US court drops lawsuit against Egypt's former PM

Ahram Online , Ahram Online , Monday 20 Sep 2021

The lawsuit was filed by US citizen Mohamed Soltan in which he argued he was beaten and tortured in a Cairo prison

Hazem El-Beblawi
File photo of Egypt's former Prime Minister Hazem El-Beblawi

A US court has dismissed the lawsuit filed by US citizen Mohamed Soltan against former Egyptian prime minister Hazem El-Beblawi, in which the former argued that he was beaten and tortured when he was imprisoned in Cairo from 2013 to 2015 at Beblawi’s authorisation.

On Friday, a Washington DC court dismissed the case due to El-Beblawi's immunity as per a formal declaration submitted by the US administration, according to media reports.

In early April, the US Justice Department submitted a formal declaration urging the court to dismiss the case filed by Soltan against El-Beblawi since the latter had diplomatic immunity at the time of filing the lawsuit because he was serving as a principal resident representative of Egypt to the US-based International Monetary Fund (IMF) until October 2020.

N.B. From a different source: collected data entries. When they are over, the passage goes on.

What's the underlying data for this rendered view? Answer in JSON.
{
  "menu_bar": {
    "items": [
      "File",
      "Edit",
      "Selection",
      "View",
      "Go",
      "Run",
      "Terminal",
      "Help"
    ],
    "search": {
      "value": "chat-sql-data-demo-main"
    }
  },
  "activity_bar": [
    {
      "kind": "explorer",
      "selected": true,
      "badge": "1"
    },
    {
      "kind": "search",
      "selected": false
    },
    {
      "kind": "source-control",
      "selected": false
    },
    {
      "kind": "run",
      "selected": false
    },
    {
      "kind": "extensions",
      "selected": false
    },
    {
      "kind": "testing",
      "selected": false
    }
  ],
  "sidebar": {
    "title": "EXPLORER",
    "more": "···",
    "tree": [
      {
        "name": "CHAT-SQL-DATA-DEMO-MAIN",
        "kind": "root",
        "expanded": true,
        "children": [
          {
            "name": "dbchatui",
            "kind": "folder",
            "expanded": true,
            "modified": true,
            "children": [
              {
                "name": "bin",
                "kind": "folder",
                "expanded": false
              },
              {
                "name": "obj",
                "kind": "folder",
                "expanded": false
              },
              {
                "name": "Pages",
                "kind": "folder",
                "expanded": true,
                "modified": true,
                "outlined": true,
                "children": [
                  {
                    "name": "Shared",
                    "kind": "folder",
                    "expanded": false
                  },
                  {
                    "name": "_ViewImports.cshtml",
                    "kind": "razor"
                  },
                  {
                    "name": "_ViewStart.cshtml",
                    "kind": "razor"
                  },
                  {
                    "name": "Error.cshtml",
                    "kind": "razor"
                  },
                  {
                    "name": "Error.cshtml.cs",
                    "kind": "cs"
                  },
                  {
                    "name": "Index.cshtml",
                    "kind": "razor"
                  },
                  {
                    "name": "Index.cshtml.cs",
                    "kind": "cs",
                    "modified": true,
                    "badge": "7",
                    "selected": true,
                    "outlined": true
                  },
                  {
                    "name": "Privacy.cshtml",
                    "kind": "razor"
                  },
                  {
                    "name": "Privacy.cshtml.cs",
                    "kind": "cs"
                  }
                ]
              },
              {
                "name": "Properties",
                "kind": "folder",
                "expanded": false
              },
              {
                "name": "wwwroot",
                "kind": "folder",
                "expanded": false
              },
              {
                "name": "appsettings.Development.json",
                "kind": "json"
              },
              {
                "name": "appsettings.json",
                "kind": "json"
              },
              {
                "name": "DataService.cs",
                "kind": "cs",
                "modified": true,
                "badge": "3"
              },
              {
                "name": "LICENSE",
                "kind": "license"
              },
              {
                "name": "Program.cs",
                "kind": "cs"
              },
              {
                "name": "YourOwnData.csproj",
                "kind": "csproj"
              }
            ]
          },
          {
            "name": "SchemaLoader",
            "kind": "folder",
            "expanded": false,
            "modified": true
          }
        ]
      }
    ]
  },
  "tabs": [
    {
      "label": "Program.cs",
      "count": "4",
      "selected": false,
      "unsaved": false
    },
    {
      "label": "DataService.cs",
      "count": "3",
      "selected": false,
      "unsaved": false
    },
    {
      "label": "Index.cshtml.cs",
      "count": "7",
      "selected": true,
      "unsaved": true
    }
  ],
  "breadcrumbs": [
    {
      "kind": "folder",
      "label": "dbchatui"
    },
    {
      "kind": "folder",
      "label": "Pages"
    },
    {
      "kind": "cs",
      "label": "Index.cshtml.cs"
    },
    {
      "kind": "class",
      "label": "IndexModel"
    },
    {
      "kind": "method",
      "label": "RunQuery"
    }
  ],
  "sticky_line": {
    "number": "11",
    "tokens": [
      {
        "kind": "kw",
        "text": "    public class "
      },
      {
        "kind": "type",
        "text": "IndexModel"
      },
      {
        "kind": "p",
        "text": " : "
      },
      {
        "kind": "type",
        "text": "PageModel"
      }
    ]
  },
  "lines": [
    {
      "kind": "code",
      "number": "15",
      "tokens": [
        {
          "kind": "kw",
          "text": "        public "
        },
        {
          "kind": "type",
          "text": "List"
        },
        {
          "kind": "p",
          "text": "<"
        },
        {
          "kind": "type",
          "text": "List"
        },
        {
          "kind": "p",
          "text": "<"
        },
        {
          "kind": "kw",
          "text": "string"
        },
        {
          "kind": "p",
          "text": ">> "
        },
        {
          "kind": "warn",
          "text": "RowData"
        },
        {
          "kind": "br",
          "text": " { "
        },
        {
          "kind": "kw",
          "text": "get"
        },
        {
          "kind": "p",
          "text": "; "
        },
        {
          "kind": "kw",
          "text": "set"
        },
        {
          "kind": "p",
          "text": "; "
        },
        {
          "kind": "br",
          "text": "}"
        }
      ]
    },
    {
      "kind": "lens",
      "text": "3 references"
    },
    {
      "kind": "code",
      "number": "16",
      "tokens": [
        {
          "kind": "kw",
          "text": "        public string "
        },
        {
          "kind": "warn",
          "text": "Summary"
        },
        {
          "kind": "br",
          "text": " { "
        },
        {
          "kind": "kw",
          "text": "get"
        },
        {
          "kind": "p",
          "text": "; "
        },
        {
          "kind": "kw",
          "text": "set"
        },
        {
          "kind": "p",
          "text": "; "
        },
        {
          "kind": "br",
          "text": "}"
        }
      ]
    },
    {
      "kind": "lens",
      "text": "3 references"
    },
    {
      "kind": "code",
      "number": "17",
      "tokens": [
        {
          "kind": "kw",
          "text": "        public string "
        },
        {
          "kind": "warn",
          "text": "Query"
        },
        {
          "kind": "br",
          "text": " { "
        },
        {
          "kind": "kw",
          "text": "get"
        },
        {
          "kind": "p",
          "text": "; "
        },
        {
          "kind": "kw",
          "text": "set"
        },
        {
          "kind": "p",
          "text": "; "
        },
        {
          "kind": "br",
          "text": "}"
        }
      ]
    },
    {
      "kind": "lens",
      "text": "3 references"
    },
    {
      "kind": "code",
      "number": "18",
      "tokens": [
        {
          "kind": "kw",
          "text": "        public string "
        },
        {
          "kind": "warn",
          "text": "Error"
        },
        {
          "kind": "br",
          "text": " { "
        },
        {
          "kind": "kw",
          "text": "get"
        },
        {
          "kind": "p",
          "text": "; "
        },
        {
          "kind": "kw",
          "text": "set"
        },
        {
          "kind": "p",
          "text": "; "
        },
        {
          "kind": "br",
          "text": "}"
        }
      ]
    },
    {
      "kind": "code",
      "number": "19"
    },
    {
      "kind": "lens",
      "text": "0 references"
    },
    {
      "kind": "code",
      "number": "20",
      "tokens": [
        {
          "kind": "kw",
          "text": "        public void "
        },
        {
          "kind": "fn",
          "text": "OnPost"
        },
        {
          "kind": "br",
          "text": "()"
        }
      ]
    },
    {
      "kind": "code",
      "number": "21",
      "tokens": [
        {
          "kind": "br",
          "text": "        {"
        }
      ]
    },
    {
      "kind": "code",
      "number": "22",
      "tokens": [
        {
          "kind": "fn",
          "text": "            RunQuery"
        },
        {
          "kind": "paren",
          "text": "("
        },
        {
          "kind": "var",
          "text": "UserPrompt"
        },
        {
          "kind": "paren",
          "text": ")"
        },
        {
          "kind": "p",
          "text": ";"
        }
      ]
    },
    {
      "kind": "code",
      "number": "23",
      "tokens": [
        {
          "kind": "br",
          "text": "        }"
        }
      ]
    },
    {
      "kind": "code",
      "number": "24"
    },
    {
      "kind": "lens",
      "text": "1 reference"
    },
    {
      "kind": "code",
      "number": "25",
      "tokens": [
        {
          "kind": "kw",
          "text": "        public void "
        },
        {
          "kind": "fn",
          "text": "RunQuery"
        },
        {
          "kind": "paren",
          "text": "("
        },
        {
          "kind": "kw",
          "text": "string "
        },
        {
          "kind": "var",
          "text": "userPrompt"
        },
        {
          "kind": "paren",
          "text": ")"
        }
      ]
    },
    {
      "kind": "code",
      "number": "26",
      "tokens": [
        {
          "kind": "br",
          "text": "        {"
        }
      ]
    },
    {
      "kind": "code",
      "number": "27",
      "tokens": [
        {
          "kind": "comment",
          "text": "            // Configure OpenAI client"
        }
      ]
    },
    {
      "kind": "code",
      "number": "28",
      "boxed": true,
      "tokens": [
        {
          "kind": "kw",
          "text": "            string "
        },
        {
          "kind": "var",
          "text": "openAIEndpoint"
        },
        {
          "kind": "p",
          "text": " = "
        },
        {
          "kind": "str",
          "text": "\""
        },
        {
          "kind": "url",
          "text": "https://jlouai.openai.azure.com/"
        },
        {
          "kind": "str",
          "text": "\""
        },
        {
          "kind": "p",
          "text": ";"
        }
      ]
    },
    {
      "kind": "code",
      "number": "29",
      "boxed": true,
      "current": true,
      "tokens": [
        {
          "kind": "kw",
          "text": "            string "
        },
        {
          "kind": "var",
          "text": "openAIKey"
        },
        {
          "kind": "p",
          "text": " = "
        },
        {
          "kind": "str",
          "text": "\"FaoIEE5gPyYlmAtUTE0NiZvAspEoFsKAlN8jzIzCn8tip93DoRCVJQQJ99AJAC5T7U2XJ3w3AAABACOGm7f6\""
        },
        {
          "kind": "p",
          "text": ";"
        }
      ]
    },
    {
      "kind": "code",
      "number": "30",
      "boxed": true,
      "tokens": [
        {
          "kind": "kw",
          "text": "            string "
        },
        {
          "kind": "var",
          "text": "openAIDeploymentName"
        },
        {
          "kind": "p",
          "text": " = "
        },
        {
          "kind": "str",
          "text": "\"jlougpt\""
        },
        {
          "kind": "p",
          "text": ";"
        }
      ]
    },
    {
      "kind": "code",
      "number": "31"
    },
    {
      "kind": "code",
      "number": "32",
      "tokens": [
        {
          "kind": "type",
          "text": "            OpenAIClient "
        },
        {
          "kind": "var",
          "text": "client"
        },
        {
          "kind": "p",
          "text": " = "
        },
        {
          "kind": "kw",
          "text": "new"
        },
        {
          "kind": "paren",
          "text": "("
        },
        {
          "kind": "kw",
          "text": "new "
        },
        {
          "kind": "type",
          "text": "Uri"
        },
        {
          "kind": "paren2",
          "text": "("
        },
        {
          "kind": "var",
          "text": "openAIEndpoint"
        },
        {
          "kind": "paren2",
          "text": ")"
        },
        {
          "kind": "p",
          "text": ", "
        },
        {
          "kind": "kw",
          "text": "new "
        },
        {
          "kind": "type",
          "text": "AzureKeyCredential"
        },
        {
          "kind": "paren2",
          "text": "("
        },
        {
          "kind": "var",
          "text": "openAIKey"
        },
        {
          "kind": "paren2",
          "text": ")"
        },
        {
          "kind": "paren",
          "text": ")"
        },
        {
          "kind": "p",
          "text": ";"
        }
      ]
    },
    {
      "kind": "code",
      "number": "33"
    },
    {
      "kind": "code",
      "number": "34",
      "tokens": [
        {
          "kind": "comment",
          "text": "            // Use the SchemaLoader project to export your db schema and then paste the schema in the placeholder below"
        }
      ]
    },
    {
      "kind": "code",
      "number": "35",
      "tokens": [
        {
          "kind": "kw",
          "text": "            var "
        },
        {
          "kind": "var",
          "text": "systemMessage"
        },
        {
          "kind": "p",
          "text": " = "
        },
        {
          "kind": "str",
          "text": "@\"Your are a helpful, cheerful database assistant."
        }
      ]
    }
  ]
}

Soltan's lawsuit was filed at a federal district court in Washington DC in June 2020 under the US Torture Victim's Protection Act (TVPA).

The TVPA law allows lodging suits against individuals who committed torture while being in an official capacity for any foreign nation, provided that the defendants are in the US at the time of filing the suit.

Soltan, 32, was arrested over terrorism charges shortly after the dispersal of the pro-Mohamed Morsi protest camp in Cairo’s Rabaa El-Adawiya in 2013 while El-Beblawi was serving as interim prime minister following the ouster of Morsi and his government in June of the same year.

Soltan spent 21 months in an Egyptian prison – going on a hunger strike for the majority of his time – before he was sentenced in April 2015 to life in prison, which is a 25-year sentence under Egypt's penal code.

A month later, Soltan renounced his Egyptian nationality and was released by the Egyptian authorities and then he flew to the US, as per Egyptian law.
 

According to a law passed by President Abdel-Fattah El-Sisi in 2014, foreign nationals who are convicted in crimes they committed in Egypt can be deported to serve their sentences or be retried in their country.

In February 2015, the Egyptian government used the law to deport Al-Jazeera's Australian journalist Peter Greste who was standing retrial in Cairo on charges of abetting terrorists in late 2013.